File Permission. If there is x permission, + s is a small number of seconds. If there is no x permission, + s is a large number of seconds.

[Root @ znix ~] # Ll test.txt

-Rw-r --. 2 root 22 Sep 4 :28 test.txt

[Root @ znix ~] # Chmod u + s test.txt

[Root @ znix ~] # Ll test.txt

-RwSr -- r --. 2 root 22 Sep 4 :28 test.txt

[Root @ znix ~] # Chmod u + x test.txt

[Root @ znix ~] # Ll test.txt

-Rwsr -- r --. 2 root 22 Sep 4 :28 test.txt

6.3 drwxrwxrwt

[Root @ znix ~] # Ll-d/tmp/

Drwxrwxrwt. 11 root 4096 Sep 6 11: 29/tmp/

You can only manage files created in directories with the specified sticky bits.

6.4 rwx -- s -- x sgid

The user runs the locate group. Rarely used!

Rwx -- s -- x. 1 root slocate 38464 Mar 12 2015/usr/bin/locate

Chapter 1 What about viruses in the system 7th Solutions

1. Use the top command to check who uses the most cpu resources.

2. Find the pid Number of the process that occupies cpu or memory.

3. Kill the process based on the pid of the process

7.2 Process Termination Method

[Root @ znix ~] # Kill process number

7.3 top Command

PID pid process id the number of the process is unique in the system

CMD process name (command)

 

Pid user pr ni virt res shr s % CPU % mem time + COMMAND

14011 oldboy 20 0 102 m 672 568 R 19.2 0.1. 45 dd

 

Contact Us

The content source of this page is from Internet, which doesn't represent Alibaba Cloud's opinion; products and services mentioned on that page don't have any relationship with Alibaba Cloud.
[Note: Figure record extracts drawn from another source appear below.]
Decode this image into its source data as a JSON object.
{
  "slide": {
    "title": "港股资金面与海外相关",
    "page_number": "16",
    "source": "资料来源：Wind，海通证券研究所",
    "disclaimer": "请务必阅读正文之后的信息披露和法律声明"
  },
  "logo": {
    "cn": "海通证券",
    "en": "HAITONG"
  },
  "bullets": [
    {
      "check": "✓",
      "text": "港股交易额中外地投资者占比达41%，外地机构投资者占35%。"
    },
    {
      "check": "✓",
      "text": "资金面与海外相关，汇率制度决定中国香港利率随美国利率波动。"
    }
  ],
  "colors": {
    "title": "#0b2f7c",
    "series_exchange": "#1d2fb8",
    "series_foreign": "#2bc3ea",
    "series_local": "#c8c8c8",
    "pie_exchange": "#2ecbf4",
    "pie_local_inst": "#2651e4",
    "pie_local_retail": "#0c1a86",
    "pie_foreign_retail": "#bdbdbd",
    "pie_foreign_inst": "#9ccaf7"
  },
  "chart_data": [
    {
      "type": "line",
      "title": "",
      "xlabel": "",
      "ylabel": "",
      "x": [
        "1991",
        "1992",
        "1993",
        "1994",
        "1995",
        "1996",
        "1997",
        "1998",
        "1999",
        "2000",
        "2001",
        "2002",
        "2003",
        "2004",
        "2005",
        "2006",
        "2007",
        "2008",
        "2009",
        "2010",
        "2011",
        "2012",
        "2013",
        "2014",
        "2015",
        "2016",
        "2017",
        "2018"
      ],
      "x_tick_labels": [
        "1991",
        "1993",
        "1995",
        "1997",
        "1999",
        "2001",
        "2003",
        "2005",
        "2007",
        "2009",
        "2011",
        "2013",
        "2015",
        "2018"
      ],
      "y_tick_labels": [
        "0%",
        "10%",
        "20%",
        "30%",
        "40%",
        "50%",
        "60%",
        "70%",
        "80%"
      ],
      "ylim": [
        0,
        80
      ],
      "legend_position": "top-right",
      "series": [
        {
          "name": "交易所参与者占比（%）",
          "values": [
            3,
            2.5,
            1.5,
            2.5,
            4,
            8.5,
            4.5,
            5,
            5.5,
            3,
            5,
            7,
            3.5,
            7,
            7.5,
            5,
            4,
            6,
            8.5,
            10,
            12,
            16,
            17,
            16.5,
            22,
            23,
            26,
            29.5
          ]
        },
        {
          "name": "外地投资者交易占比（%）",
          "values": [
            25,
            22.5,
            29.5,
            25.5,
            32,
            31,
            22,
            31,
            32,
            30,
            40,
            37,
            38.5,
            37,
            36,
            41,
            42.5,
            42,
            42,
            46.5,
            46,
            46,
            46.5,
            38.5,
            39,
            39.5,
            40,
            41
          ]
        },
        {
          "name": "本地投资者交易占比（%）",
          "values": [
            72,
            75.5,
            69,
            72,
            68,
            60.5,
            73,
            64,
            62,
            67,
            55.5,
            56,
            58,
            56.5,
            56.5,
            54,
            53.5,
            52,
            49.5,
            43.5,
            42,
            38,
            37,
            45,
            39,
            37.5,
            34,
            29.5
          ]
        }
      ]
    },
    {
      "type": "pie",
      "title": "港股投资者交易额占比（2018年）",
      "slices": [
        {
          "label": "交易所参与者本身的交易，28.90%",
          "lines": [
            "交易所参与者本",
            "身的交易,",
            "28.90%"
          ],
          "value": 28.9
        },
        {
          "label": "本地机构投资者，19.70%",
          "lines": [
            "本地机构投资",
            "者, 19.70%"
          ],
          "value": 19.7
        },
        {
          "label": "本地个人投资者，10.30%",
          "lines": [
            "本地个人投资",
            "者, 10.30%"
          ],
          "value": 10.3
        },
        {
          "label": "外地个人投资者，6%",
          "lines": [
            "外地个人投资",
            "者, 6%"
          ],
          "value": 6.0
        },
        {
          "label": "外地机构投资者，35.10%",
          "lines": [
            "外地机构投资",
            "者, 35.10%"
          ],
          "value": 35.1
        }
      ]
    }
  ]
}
If the content of the page makes you feel confusing, please write us an email, we will handle the problem within 5 days after receiving your email.

If you find any instances of plagiarism from the community, please send an email to: info-contact@alibabacloud.com and provide relevant evidence. A staff member will contact you within 5 working days.

A Free Trial That Lets You Build Big!

Start building with 50+ products and up to 12 months usage for Elastic Compute Service

  • Sales Support

    1 on 1 presale consultation

  • After-Sales Support

    24/7 Technical Support 6 Free Tickets per Quarter Faster Response

  • Alibaba Cloud offers highly flexible support services tailored to meet your exact needs.